The Touques - The Touques (Cover Artwork)
Staff Review

The Touques

The Touques (2009)


The Touques (apparently pronounced "two-ks") have managed to rush out two EPs and two LPs in two years, maybe trying to stay true to the trio's name's pronunciation by the time this latest effort dropped in September. It's a five-song, self-titled EP that bears some mildly eccentric but more so promising indie pop.

Weathering a Beatles influence on the up-tempo, groove-laden opener "4" much the same way Portugal. The Man might (a comparison that becomes entirely evident at the :37 mark), it's the first of a few interestingly varying similarities at hand. Some are probably intentional, others unlikely so: The main lead riff in "Roy Stampler" is this reverb-drenched, prickly one that sounds identical to something Long Island's Robbers might come up with, notably on their Ugly Savy EP (does that help anyone? Probably not). The song begins to lay on some atmospheric distortion as it goes on, developing into a mostly instrumental, lighthearted jam session of sorts.

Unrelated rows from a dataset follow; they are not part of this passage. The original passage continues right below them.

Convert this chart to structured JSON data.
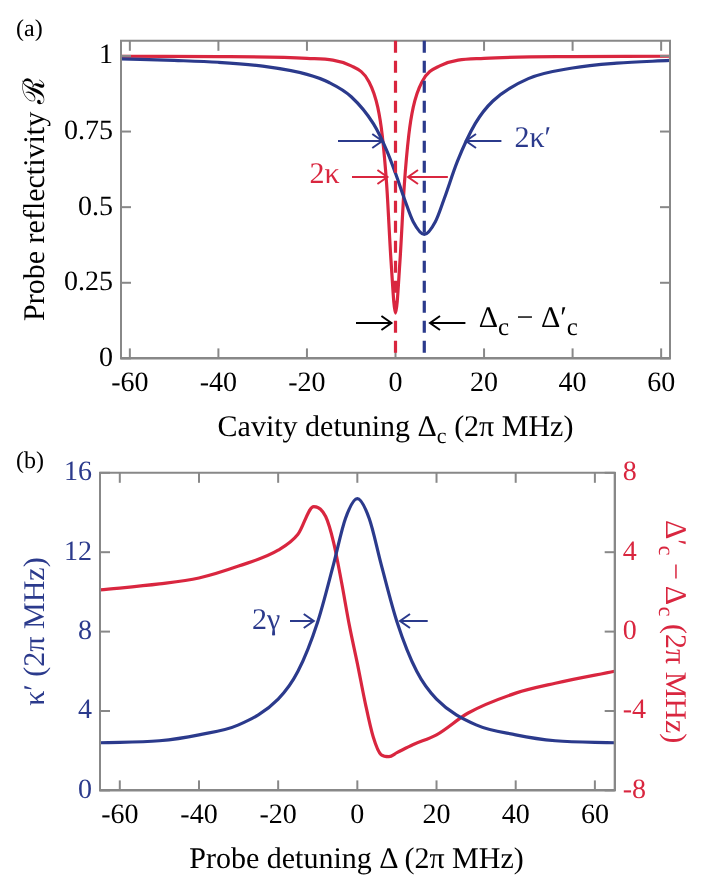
{
  "chart_data": [
    {
      "type": "line",
      "xlabel": "Cavity detuning Δ$_{c}$ (2π MHz)",
      "ylabel": "Probe reflectivity ℛ",
      "series": [
        {
          "color": "#2b3a8c",
          "x": [
            -62,
            -50,
            -40,
            -30,
            -20,
            -15,
            -10,
            -5,
            -2,
            0,
            2,
            4,
            6.5,
            9,
            11,
            14,
            18,
            22,
            30,
            40,
            50,
            62
          ],
          "values": [
            0.99,
            0.985,
            0.979,
            0.966,
            0.939,
            0.912,
            0.865,
            0.776,
            0.688,
            0.612,
            0.528,
            0.452,
            0.41,
            0.452,
            0.528,
            0.652,
            0.776,
            0.851,
            0.925,
            0.96,
            0.976,
            0.985
          ]
        },
        {
          "color": "#d9263f",
          "x": [
            -62,
            -40,
            -20,
            -10,
            -6,
            -4,
            -3,
            -2,
            -1,
            0,
            1,
            2,
            3,
            4,
            6,
            10,
            20,
            40,
            62
          ],
          "values": [
            0.999,
            0.998,
            0.992,
            0.967,
            0.915,
            0.83,
            0.738,
            0.575,
            0.32,
            0.15,
            0.32,
            0.575,
            0.738,
            0.83,
            0.915,
            0.967,
            0.992,
            0.998,
            0.999
          ]
        }
      ],
      "xlim": [
        -62,
        62
      ],
      "xticks": [
        -60,
        -40,
        -20,
        0,
        20,
        40,
        60
      ],
      "ylim": [
        0,
        1.05
      ],
      "yticks": [
        0,
        0.25,
        0.5,
        0.75,
        1
      ],
      "ref_lines": [
        {
          "axis": "x",
          "value": 0,
          "color": "#d9263f",
          "line_style": "dashed"
        },
        {
          "axis": "x",
          "value": 6.5,
          "color": "#2b3a8c",
          "line_style": "dashed"
        }
      ],
      "annotations": [
        "(a)",
        "2κ′",
        "2κ",
        "Δ$_{c}$ − Δ′$_{c}$"
      ]
    },
    {
      "type": "line",
      "xlabel": "Probe detuning Δ (2π MHz)",
      "ylabel": "κ′ (2π MHz)",
      "y2label": "Δ′$_{c}$ − Δ$_{c}$ (2π MHz)",
      "series": [
        {
          "color": "#2b3a8c",
          "x": [
            -65,
            -50,
            -40,
            -30,
            -20,
            -15,
            -10,
            -6,
            -3,
            0,
            3,
            6,
            10,
            15,
            20,
            30,
            40,
            50,
            65
          ],
          "values": [
            2.4,
            2.5,
            2.8,
            3.3,
            4.6,
            6,
            8.5,
            11.4,
            13.7,
            14.7,
            13.7,
            11.4,
            8.5,
            6,
            4.6,
            3.3,
            2.8,
            2.5,
            2.4
          ]
        },
        {
          "color": "#d9263f",
          "axis": "y2",
          "x": [
            -65,
            -50,
            -40,
            -30,
            -20,
            -15,
            -11,
            -8,
            -6,
            -4,
            -2,
            0,
            2,
            4,
            6,
            8,
            10,
            14,
            20,
            28,
            40,
            50,
            65
          ],
          "values": [
            2.1,
            2.4,
            2.7,
            3.3,
            4.1,
            4.9,
            6.3,
            5.8,
            4.5,
            2.5,
            0.3,
            -1.6,
            -3.6,
            -5.3,
            -6.2,
            -6.3,
            -6.1,
            -5.7,
            -5.2,
            -4.1,
            -3.1,
            -2.6,
            -2
          ]
        }
      ],
      "xlim": [
        -65,
        65
      ],
      "xticks": [
        -60,
        -40,
        -20,
        0,
        20,
        40,
        60
      ],
      "ylim": [
        0,
        16
      ],
      "yticks": [
        0,
        4,
        8,
        12,
        16
      ],
      "y2lim": [
        -8,
        8
      ],
      "y2ticks": [
        -8,
        -4,
        0,
        4,
        8
      ],
      "annotations": [
        "(b)",
        "2γ"
      ]
    }
  ]
}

One of the guys in the band has this vocal delivery in these songs, however, that's definitely forced and kinda goofy, loosening up the solidarity of any mood that might be trying to develop. If there's a tangible, major weakness to be had, it's there, and it's especially evident in "HRPM." Closer "Goodbye Monsieur" meanders for much of its six minutes too and even then it ends in an awkwardly abrupt fashion.

There's an interesting soundscape and texture here overall, though, and if the Touques develop their songwriting a little more from this point the songs are likely to make a better, more well-rounded impact.